Agencies Again Must Come Up With 5 Percent in Spending Cuts
Instructions for fiscal 2015 budget submissions include finding ways to curb duplication.
Newly installed White House budget director Sylvia Burwell on Wednesday instructed all agency heads to prepare for a 5 percent spending reduction in budget submissions for fiscal 2015, on top of the 5 percent cuts already planned for the yet-to-be enacted fiscal 2014 budget.
“We have not had the regular order budgeting process that we would prefer, and I understand the compounding challenges that agencies face in continuing to provide vital services and protect mission in an environment of sequestration,” she wrote in a memo dated May 29. “These challenges have only increased the president's resolve to work with Congress on restoring regular order and replacing sequestration with a balanced deficit reduction plan of additional spending cuts and sensible entitlement reforms coupled with revenue from tax reform.”
Burwell suggested a variety of ways agencies could achieve the targeted cuts. “All agencies should look for ways to reduce fragmentation, overlap, and duplication, and increase effectiveness,” the memo said. “Your submission should include a separate section that identifies your agency's recommendations in this area, within your agency or with programs at other agencies.
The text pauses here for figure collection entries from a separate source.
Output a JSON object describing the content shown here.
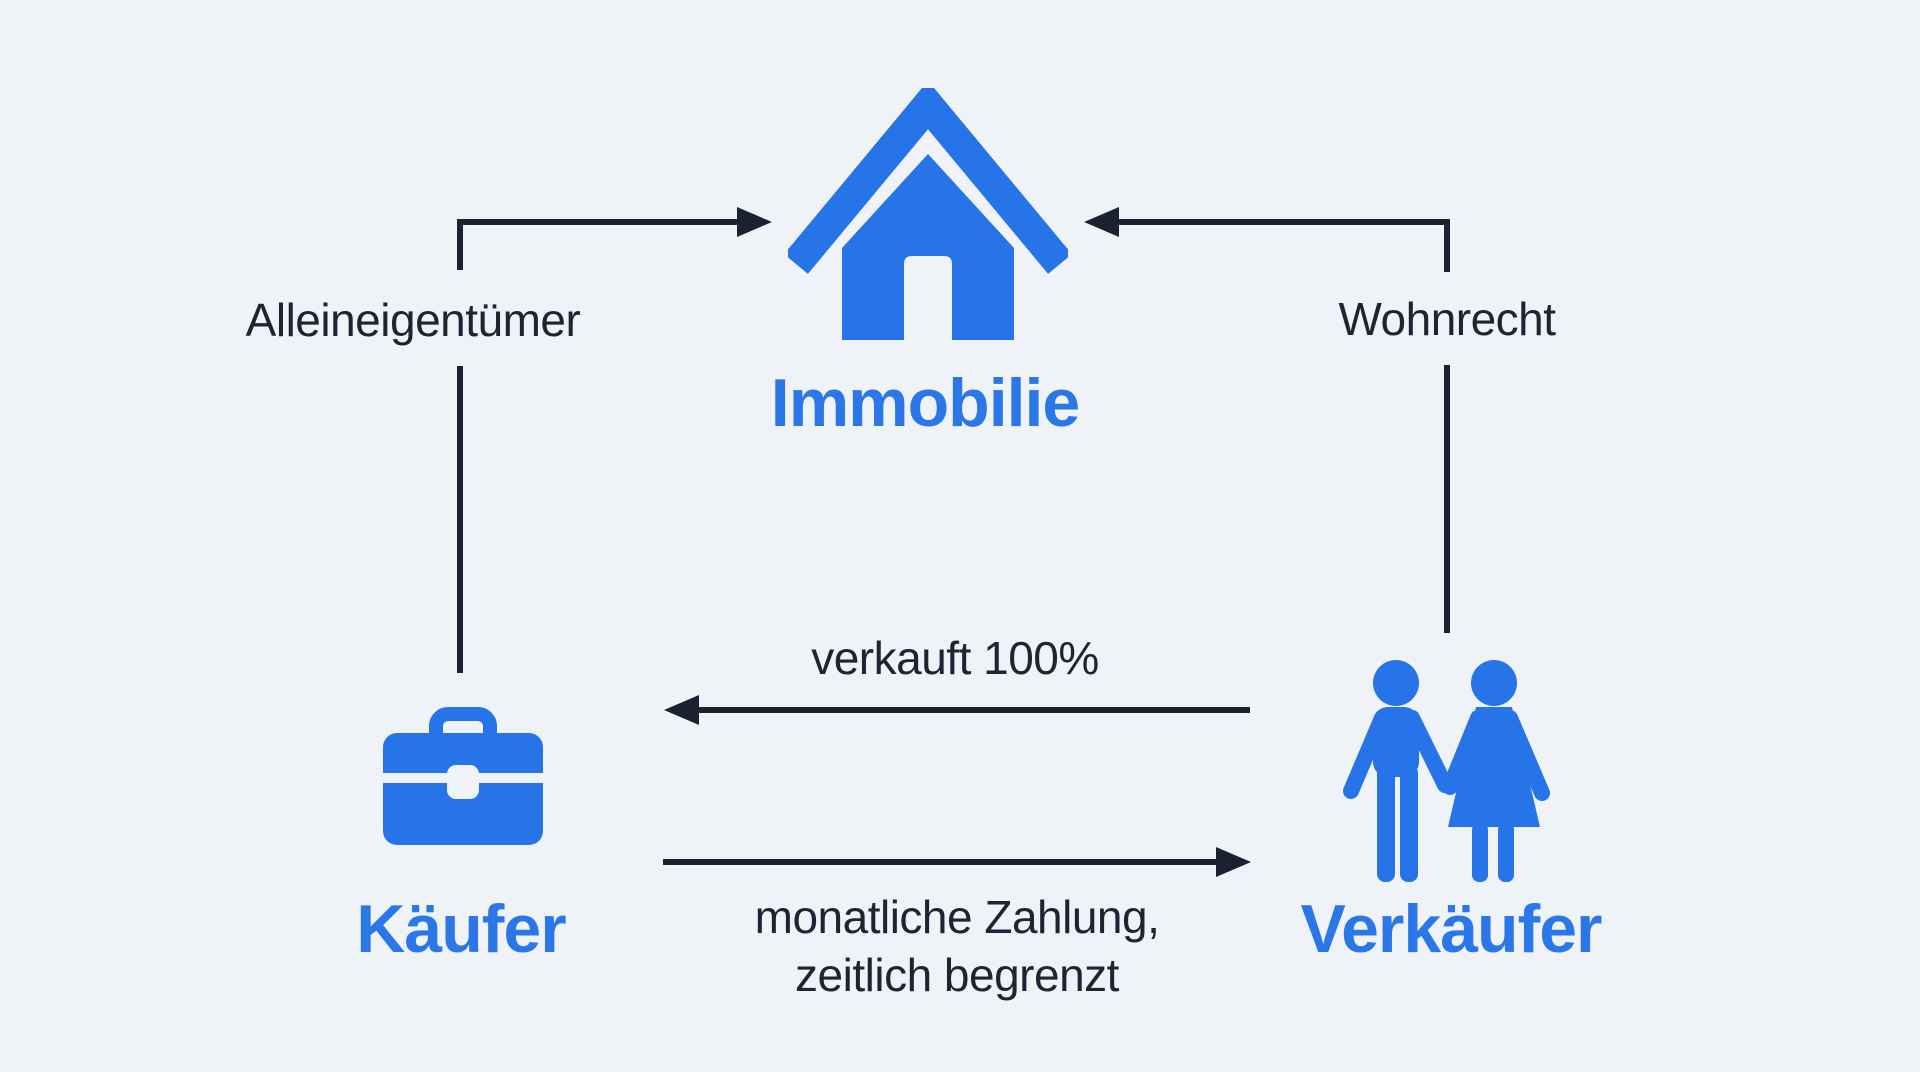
{
  "diagram": {
    "background_color": "#eff2f7",
    "accent_color": "#2674e8",
    "accent_text_color": "#2b77e8",
    "line_color": "#1a2231",
    "nodes": {
      "immobilie": {
        "label": "Immobilie",
        "icon": "house-icon"
      },
      "kaeufer": {
        "label": "Käufer",
        "icon": "briefcase-icon"
      },
      "verkaeufer": {
        "label": "Verkäufer",
        "icon": "couple-icon"
      }
    },
    "edges": {
      "kaeufer_to_immobilie": {
        "label": "Alleineigentümer",
        "direction": "kaeufer → immobilie"
      },
      "verkaeufer_to_immobilie": {
        "label": "Wohnrecht",
        "direction": "verkaeufer → immobilie"
      },
      "verkaeufer_to_kaeufer": {
        "label": "verkauft 100%",
        "direction": "verkaeufer → kaeufer"
      },
      "kaeufer_to_verkaeufer": {
        "label_line1": "monatliche Zahlung,",
        "label_line2": "zeitlich begrenzt",
        "direction": "kaeufer → verkaeufer"
      }
    }
  }
}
As appropriate, your list of recommendations should include proposals that address the Government Accountability Office's recommendations.”
The memo solicits programmatic innovations that are “fully paid for” and reminds managers to use evidence and evaluation in policymaking, the topic of a future memo. It tells agencies that updated performance management strategic plans for achieving the president’s agency-specific priority goals are due by June 3.
President Obama’s nominee to be Burwell’s No. 2 -- Brian Deese -- cleared the Senate Budget Committee on May 22. Deese is currently deputy director of the National Economic Council.